Seu rolê foi cancelado pelo coronavírus? Entenda por que isso é importante
A Disney, a NBA e até um congresso sobre o próprio coronavírus (!) estão suspensos. Para consolar os decepcionados, explicamos o que torna aglomerações de pessoas tão perigosas.
O coronavírus cancelou o mundo. Basicamente qualquer evento que envolva concentrar mais de dez pessoas em um local com teto foi adiado por tempo indeterminado no hemisfério norte – e essa precaução já começou a ser adotada com frequência no Brasil. Quem tem ingresso comprado para um show ou jogo pode achar que é exagero. Afinal, a mortalidade do vírus entre jovens adultos é de apenas 0,2%, e o sintomas são similares ao de uma gripe sazonal. De longe, a impressão é de que a imprensa e as autoridades estão se descabelando por algo trivial.
Obviamente, não é bem assim. Vamos explicar porque o simples ato de não encher um estádio pode salvar vidas. Toda epidemia tem um valor chamado R0 – o número médio de pessoas que são infectadas a partir de um único doente. Por exemplo: o R0 do sarampo é 15, o que significa que cada paciente de sarampo passa a doença para mais ou menos 15 pessoas.
O R0 não é fixo, e isso é crucial. Por exemplo: as estimativas do R0 da gripe espanhola de 1918 – a pior pandemia da história – têm valores diferentes para lugares abertos (entre 1,2 e 3) e confinados (entre 2,1 e 7,5). Por “confinado”, entenda hospitais, porões de navio ou acampamentos militares, três coisas comuns imediatamente após a 1a Guerra Mundial, quando esse vírus H1N1 turbinado chegou ao auge.
Moral da história? O grande número de pessoas concentradas em más condições sanitárias certamente contribuiu com o espalhamento do vírus naquela época, que matou algo entre 17 milhões e 50 milhões de pessoas. Nós aprendemos a lição. Não estamos em um cenário de guerra generalizada, mas quanto menos pessoas se apertarem em estádios ou arenas, mais o vírus vai demorar para se espalhar, pois menor será o valor R0.
Demorar para se espalhar não significa que ele não vá se espalhar, é claro. Marc Lipsitch, epidemiologista de Harvard, estima que algo entre 20% e 60% dos adultos serão infectados pelo novo coronavírus (veja o tweet abaixo). Ou seja: com ou sem aglomerações, a COVID-19 de fato tem chances de alcançar uma parcela razoável da população. Mas é importante que isso aconteça gradualmente, e não rápido demais. Caso contrário, nem a saúde pública nem a privada vão comportar a demanda por leitos.

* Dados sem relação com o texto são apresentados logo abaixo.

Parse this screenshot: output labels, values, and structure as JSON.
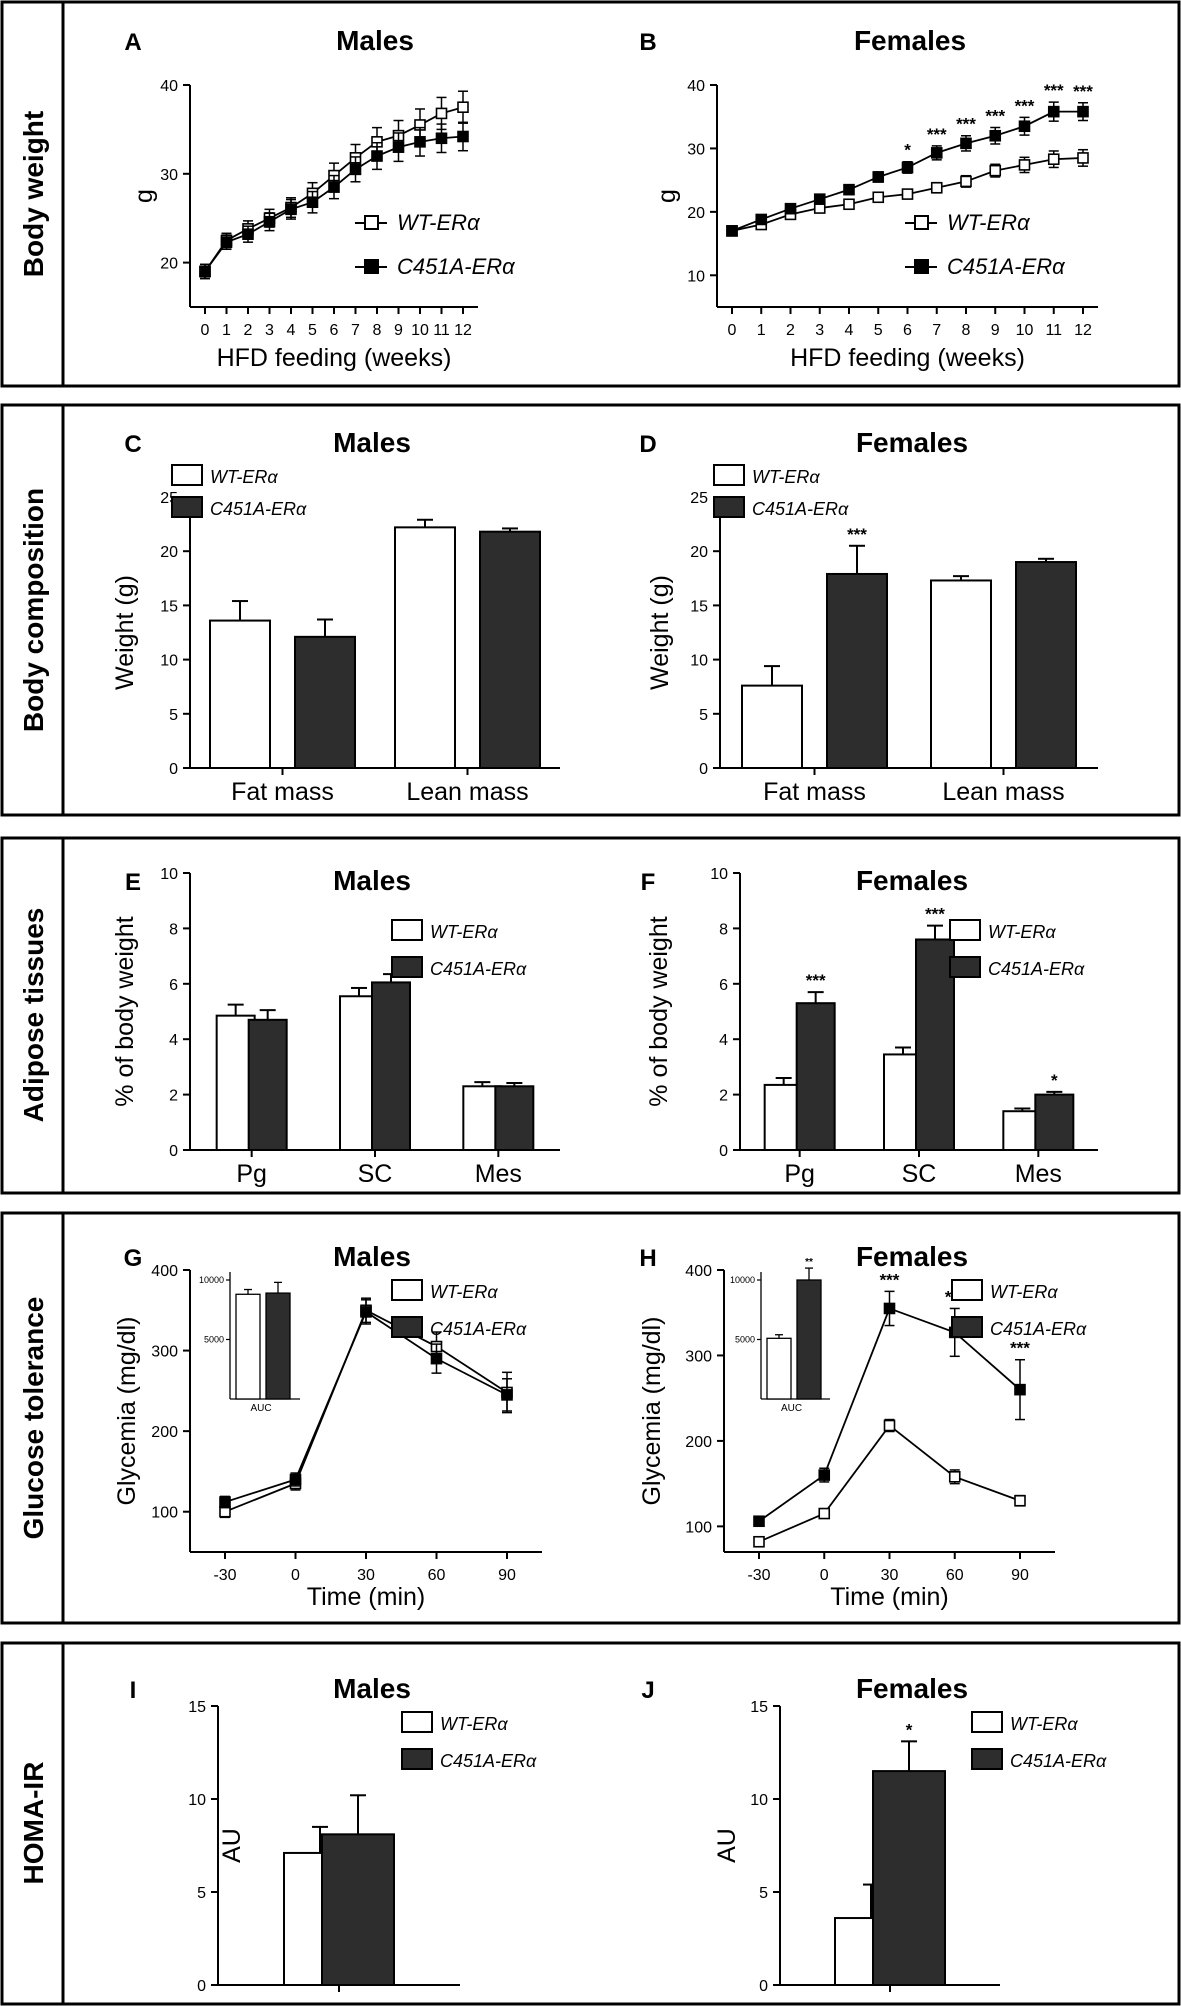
{
  "legend": {
    "wt": "WT-ERα",
    "c451a": "C451A-ERα"
  },
  "rows": [
    {
      "label": "Body weight"
    },
    {
      "label": "Body composition"
    },
    {
      "label": "Adipose tissues"
    },
    {
      "label": "Glucose tolerance"
    },
    {
      "label": "HOMA-IR"
    }
  ],
  "chart_data": [
    {
      "id": "A",
      "letter": "A",
      "title": "Males",
      "type": "line",
      "xlabel": "HFD feeding (weeks)",
      "ylabel": "g",
      "ylim": [
        15,
        40
      ],
      "yticks": [
        20,
        30,
        40
      ],
      "x": [
        0,
        1,
        2,
        3,
        4,
        5,
        6,
        7,
        8,
        9,
        10,
        11,
        12
      ],
      "series": [
        {
          "name": "WT-ERα",
          "values": [
            19,
            22.5,
            23.8,
            25,
            26.2,
            27.8,
            29.8,
            31.8,
            33.6,
            34.3,
            35.5,
            36.8,
            37.5
          ],
          "errors": [
            0.8,
            0.8,
            0.9,
            1,
            1.1,
            1.2,
            1.4,
            1.5,
            1.6,
            1.7,
            1.8,
            1.8,
            1.8
          ]
        },
        {
          "name": "C451A-ERα",
          "values": [
            19,
            22.3,
            23.2,
            24.6,
            26,
            26.8,
            28.5,
            30.5,
            32,
            33,
            33.6,
            34,
            34.2
          ],
          "errors": [
            0.8,
            0.8,
            0.9,
            1,
            1.1,
            1.2,
            1.3,
            1.4,
            1.5,
            1.6,
            1.6,
            1.6,
            1.6
          ]
        }
      ],
      "annotations": []
    },
    {
      "id": "B",
      "letter": "B",
      "title": "Females",
      "type": "line",
      "xlabel": "HFD feeding (weeks)",
      "ylabel": "g",
      "ylim": [
        5,
        40
      ],
      "yticks": [
        10,
        20,
        30,
        40
      ],
      "x": [
        0,
        1,
        2,
        3,
        4,
        5,
        6,
        7,
        8,
        9,
        10,
        11,
        12
      ],
      "series": [
        {
          "name": "WT-ERα",
          "values": [
            17,
            18,
            19.6,
            20.6,
            21.2,
            22.3,
            22.8,
            23.8,
            24.8,
            26.5,
            27.4,
            28.3,
            28.5
          ],
          "errors": [
            0.5,
            0.5,
            0.5,
            0.6,
            0.6,
            0.7,
            0.7,
            0.8,
            0.9,
            1,
            1.2,
            1.3,
            1.3
          ]
        },
        {
          "name": "C451A-ERα",
          "values": [
            17,
            18.8,
            20.5,
            22,
            23.5,
            25.5,
            27,
            29.3,
            30.8,
            32,
            33.5,
            35.8,
            35.8
          ],
          "errors": [
            0.5,
            0.5,
            0.6,
            0.6,
            0.7,
            0.8,
            0.9,
            1.1,
            1.2,
            1.3,
            1.4,
            1.5,
            1.4
          ]
        }
      ],
      "annotations": [
        {
          "x": 6,
          "text": "*"
        },
        {
          "x": 7,
          "text": "***"
        },
        {
          "x": 8,
          "text": "***"
        },
        {
          "x": 9,
          "text": "***"
        },
        {
          "x": 10,
          "text": "***"
        },
        {
          "x": 11,
          "text": "***"
        },
        {
          "x": 12,
          "text": "***"
        }
      ]
    },
    {
      "id": "C",
      "letter": "C",
      "title": "Males",
      "type": "bar",
      "categories": [
        "Fat mass",
        "Lean mass"
      ],
      "xlabel": "",
      "ylabel": "Weight (g)",
      "ylim": [
        0,
        25
      ],
      "yticks": [
        0,
        5,
        10,
        15,
        20,
        25
      ],
      "series": [
        {
          "name": "WT-ERα",
          "values": [
            13.6,
            22.2
          ],
          "errors": [
            1.8,
            0.7
          ]
        },
        {
          "name": "C451A-ERα",
          "values": [
            12.1,
            21.8
          ],
          "errors": [
            1.6,
            0.3
          ]
        }
      ],
      "annotations": []
    },
    {
      "id": "D",
      "letter": "D",
      "title": "Females",
      "type": "bar",
      "categories": [
        "Fat mass",
        "Lean mass"
      ],
      "xlabel": "",
      "ylabel": "Weight (g)",
      "ylim": [
        0,
        25
      ],
      "yticks": [
        0,
        5,
        10,
        15,
        20,
        25
      ],
      "series": [
        {
          "name": "WT-ERα",
          "values": [
            7.6,
            17.3
          ],
          "errors": [
            1.8,
            0.4
          ]
        },
        {
          "name": "C451A-ERα",
          "values": [
            17.9,
            19
          ],
          "errors": [
            2.6,
            0.3
          ]
        }
      ],
      "annotations": [
        {
          "series": 1,
          "index": 0,
          "text": "***"
        }
      ]
    },
    {
      "id": "E",
      "letter": "E",
      "title": "Males",
      "type": "bar",
      "categories": [
        "Pg",
        "SC",
        "Mes"
      ],
      "xlabel": "",
      "ylabel": "% of body weight",
      "ylim": [
        0,
        10
      ],
      "yticks": [
        0,
        2,
        4,
        6,
        8,
        10
      ],
      "series": [
        {
          "name": "WT-ERα",
          "values": [
            4.85,
            5.55,
            2.3
          ],
          "errors": [
            0.4,
            0.3,
            0.15
          ]
        },
        {
          "name": "C451A-ERα",
          "values": [
            4.7,
            6.05,
            2.3
          ],
          "errors": [
            0.35,
            0.3,
            0.12
          ]
        }
      ],
      "annotations": []
    },
    {
      "id": "F",
      "letter": "F",
      "title": "Females",
      "type": "bar",
      "categories": [
        "Pg",
        "SC",
        "Mes"
      ],
      "xlabel": "",
      "ylabel": "% of body weight",
      "ylim": [
        0,
        10
      ],
      "yticks": [
        0,
        2,
        4,
        6,
        8,
        10
      ],
      "series": [
        {
          "name": "WT-ERα",
          "values": [
            2.35,
            3.45,
            1.4
          ],
          "errors": [
            0.25,
            0.25,
            0.1
          ]
        },
        {
          "name": "C451A-ERα",
          "values": [
            5.3,
            7.6,
            2
          ],
          "errors": [
            0.4,
            0.5,
            0.1
          ]
        }
      ],
      "annotations": [
        {
          "series": 1,
          "index": 0,
          "text": "***"
        },
        {
          "series": 1,
          "index": 1,
          "text": "***"
        },
        {
          "series": 1,
          "index": 2,
          "text": "*"
        }
      ]
    },
    {
      "id": "G",
      "letter": "G",
      "title": "Males",
      "type": "line",
      "xlabel": "Time (min)",
      "ylabel": "Glycemia (mg/dl)",
      "ylim": [
        50,
        400
      ],
      "yticks": [
        100,
        200,
        300,
        400
      ],
      "x": [
        -30,
        0,
        30,
        60,
        90
      ],
      "series": [
        {
          "name": "WT-ERα",
          "values": [
            100,
            135,
            350,
            305,
            248
          ],
          "errors": [
            7,
            8,
            15,
            18,
            25
          ]
        },
        {
          "name": "C451A-ERα",
          "values": [
            112,
            140,
            348,
            290,
            245
          ],
          "errors": [
            7,
            8,
            15,
            18,
            20
          ]
        }
      ],
      "annotations": [],
      "inset": {
        "categories": [
          "AUC"
        ],
        "ylim": [
          0,
          10000
        ],
        "yticks": [
          5000,
          10000
        ],
        "values": [
          8800,
          8900
        ],
        "errors": [
          400,
          900
        ],
        "annotations": [],
        "label": "AUC"
      }
    },
    {
      "id": "H",
      "letter": "H",
      "title": "Females",
      "type": "line",
      "xlabel": "Time (min)",
      "ylabel": "Glycemia (mg/dl)",
      "ylim": [
        70,
        400
      ],
      "yticks": [
        100,
        200,
        300,
        400
      ],
      "x": [
        -30,
        0,
        30,
        60,
        90
      ],
      "series": [
        {
          "name": "WT-ERα",
          "values": [
            82,
            115,
            218,
            158,
            130
          ],
          "errors": [
            4,
            5,
            7,
            8,
            6
          ]
        },
        {
          "name": "C451A-ERα",
          "values": [
            106,
            160,
            355,
            327,
            260
          ],
          "errors": [
            5,
            8,
            20,
            28,
            35
          ]
        }
      ],
      "annotations": [
        {
          "x": 30,
          "text": "***"
        },
        {
          "x": 60,
          "text": "***"
        },
        {
          "x": 90,
          "text": "***"
        }
      ],
      "inset": {
        "categories": [
          "AUC"
        ],
        "ylim": [
          0,
          10000
        ],
        "yticks": [
          5000,
          10000
        ],
        "values": [
          5100,
          10000
        ],
        "errors": [
          300,
          1000
        ],
        "annotations": [
          {
            "series": 1,
            "text": "**"
          }
        ],
        "label": "AUC"
      }
    },
    {
      "id": "I",
      "letter": "I",
      "title": "Males",
      "type": "bar",
      "categories": [
        ""
      ],
      "xlabel": "",
      "ylabel": "AU",
      "ylim": [
        0,
        15
      ],
      "yticks": [
        0,
        5,
        10,
        15
      ],
      "series": [
        {
          "name": "WT-ERα",
          "values": [
            7.1
          ],
          "errors": [
            1.4
          ]
        },
        {
          "name": "C451A-ERα",
          "values": [
            8.1
          ],
          "errors": [
            2.1
          ]
        }
      ],
      "annotations": []
    },
    {
      "id": "J",
      "letter": "J",
      "title": "Females",
      "type": "bar",
      "categories": [
        ""
      ],
      "xlabel": "",
      "ylabel": "AU",
      "ylim": [
        0,
        15
      ],
      "yticks": [
        0,
        5,
        10,
        15
      ],
      "series": [
        {
          "name": "WT-ERα",
          "values": [
            3.6
          ],
          "errors": [
            1.8
          ]
        },
        {
          "name": "C451A-ERα",
          "values": [
            11.5
          ],
          "errors": [
            1.6
          ]
        }
      ],
      "annotations": [
        {
          "series": 1,
          "index": 0,
          "text": "*"
        }
      ]
    }
  ]
}
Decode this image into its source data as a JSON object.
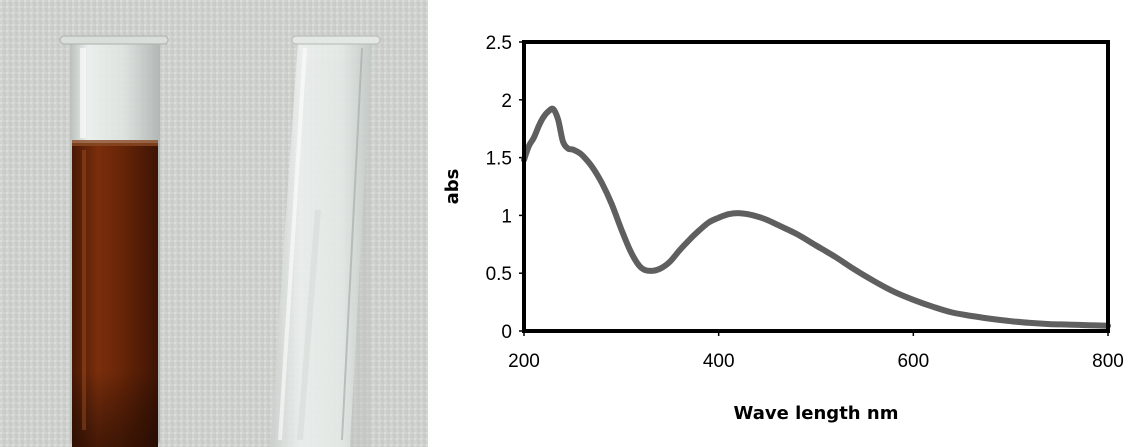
{
  "photo": {
    "subject": "two test tubes",
    "tube_left_color": "#6a2608",
    "tube_right_color": "#e6ece9"
  },
  "chart_data": {
    "type": "line",
    "title": "",
    "xlabel": "Wave length nm",
    "ylabel": "abs",
    "xlim": [
      200,
      800
    ],
    "ylim": [
      0,
      2.5
    ],
    "x_ticks": [
      200,
      400,
      600,
      800
    ],
    "y_ticks": [
      0,
      0.5,
      1,
      1.5,
      2,
      2.5
    ],
    "x_tick_labels": [
      "200",
      "400",
      "600",
      "800"
    ],
    "y_tick_labels": [
      "0",
      "0.5",
      "1",
      "1.5",
      "2",
      "2.5"
    ],
    "grid": false,
    "legend": "none",
    "series": [
      {
        "color": "#5f5f5f",
        "x": [
          200,
          205,
          210,
          215,
          220,
          225,
          230,
          235,
          240,
          245,
          250,
          255,
          260,
          270,
          280,
          290,
          300,
          310,
          320,
          330,
          340,
          350,
          360,
          370,
          380,
          390,
          400,
          410,
          420,
          430,
          440,
          450,
          460,
          480,
          500,
          520,
          540,
          560,
          580,
          600,
          620,
          640,
          660,
          680,
          700,
          720,
          740,
          760,
          780,
          800
        ],
        "y": [
          1.48,
          1.6,
          1.67,
          1.77,
          1.85,
          1.9,
          1.92,
          1.83,
          1.64,
          1.58,
          1.57,
          1.55,
          1.52,
          1.42,
          1.28,
          1.1,
          0.88,
          0.68,
          0.55,
          0.52,
          0.54,
          0.6,
          0.7,
          0.79,
          0.87,
          0.94,
          0.98,
          1.01,
          1.02,
          1.01,
          0.99,
          0.96,
          0.92,
          0.84,
          0.74,
          0.64,
          0.53,
          0.43,
          0.34,
          0.27,
          0.21,
          0.16,
          0.13,
          0.105,
          0.085,
          0.07,
          0.06,
          0.055,
          0.05,
          0.045
        ]
      }
    ]
  }
}
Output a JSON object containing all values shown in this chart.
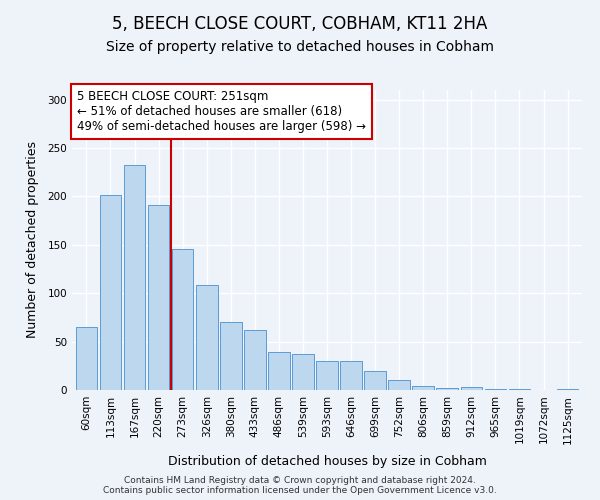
{
  "title": "5, BEECH CLOSE COURT, COBHAM, KT11 2HA",
  "subtitle": "Size of property relative to detached houses in Cobham",
  "xlabel": "Distribution of detached houses by size in Cobham",
  "ylabel": "Number of detached properties",
  "bar_labels": [
    "60sqm",
    "113sqm",
    "167sqm",
    "220sqm",
    "273sqm",
    "326sqm",
    "380sqm",
    "433sqm",
    "486sqm",
    "539sqm",
    "593sqm",
    "646sqm",
    "699sqm",
    "752sqm",
    "806sqm",
    "859sqm",
    "912sqm",
    "965sqm",
    "1019sqm",
    "1072sqm",
    "1125sqm"
  ],
  "bar_values": [
    65,
    201,
    233,
    191,
    146,
    108,
    70,
    62,
    39,
    37,
    30,
    30,
    20,
    10,
    4,
    2,
    3,
    1,
    1,
    0,
    1
  ],
  "bar_color": "#bdd7ee",
  "bar_edge_color": "#5b9bd5",
  "annotation_box_text": "5 BEECH CLOSE COURT: 251sqm\n← 51% of detached houses are smaller (618)\n49% of semi-detached houses are larger (598) →",
  "annotation_box_color": "white",
  "annotation_box_edge_color": "#cc0000",
  "vline_color": "#cc0000",
  "ylim": [
    0,
    310
  ],
  "yticks": [
    0,
    50,
    100,
    150,
    200,
    250,
    300
  ],
  "footer_line1": "Contains HM Land Registry data © Crown copyright and database right 2024.",
  "footer_line2": "Contains public sector information licensed under the Open Government Licence v3.0.",
  "background_color": "#eef2f9",
  "grid_color": "white",
  "title_fontsize": 12,
  "subtitle_fontsize": 10,
  "axis_label_fontsize": 9,
  "tick_fontsize": 7.5,
  "annotation_fontsize": 8.5,
  "footer_fontsize": 6.5
}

Para ilustrar, vamos fazer uma conta rápida, de guardanapo. A mortalidade do coronavírus, no momento, é estimada pela Organização Mundial da Saúde (OMS) em 3,4%. A OMS admite que o valor pode estar alto demais, e outras fontes confiáveis falam em algo entre 0,8% e 1%.
20% da população brasileira equivale a 40 milhões de pessoas. Se 3,4% dessas pessoas precisassem ficar internadas no hospital – e o número seria maior, já que evidentemente nem todos os hospitalizados morrem – ainda estaríamos falando em 1,3 milhões de leitos. O Brasil, entre hospitais públicos e privados, tem aproximadamente 400 mil leitos. E as pessoas não pararam de ficar doentes por outros motivos, é claro.
A questão é: isso não vai acontecer. Porque as pessoas não ficam doentes todas ao mesmo tempo. E quanto menos pessoas ficarem doentes ao mesmo tempo, mas fácil será de cuidar de cada uma delas. Mesmo nos casos mais graves (aproximadamente 20%), em que o coronavírus alcança as células do pulmão e põe a vida dos pacientes em risco, com o tratamento correto a chance de recuperação é muito mais alta.
Isso é representado perfeitamente pelo gráfico do videozinho abaixo. A curva verde é o ritmo em que os casos aumentariam caso todo mundo continuasse indo para baladas, shows e eventos esportivos. A curva laranja é a redução na velocidade do espalhamento (e no número total de casos) que ocorre quando todo mundo topa ficar de home office. Vale a pena sacrificar um pouco a própria diversão: mesmo que o coronavírus te dê apenas uma tosse leve, você acaba salvando a vida de outras pessoas – que não vão ficar na fila para serem atendidas.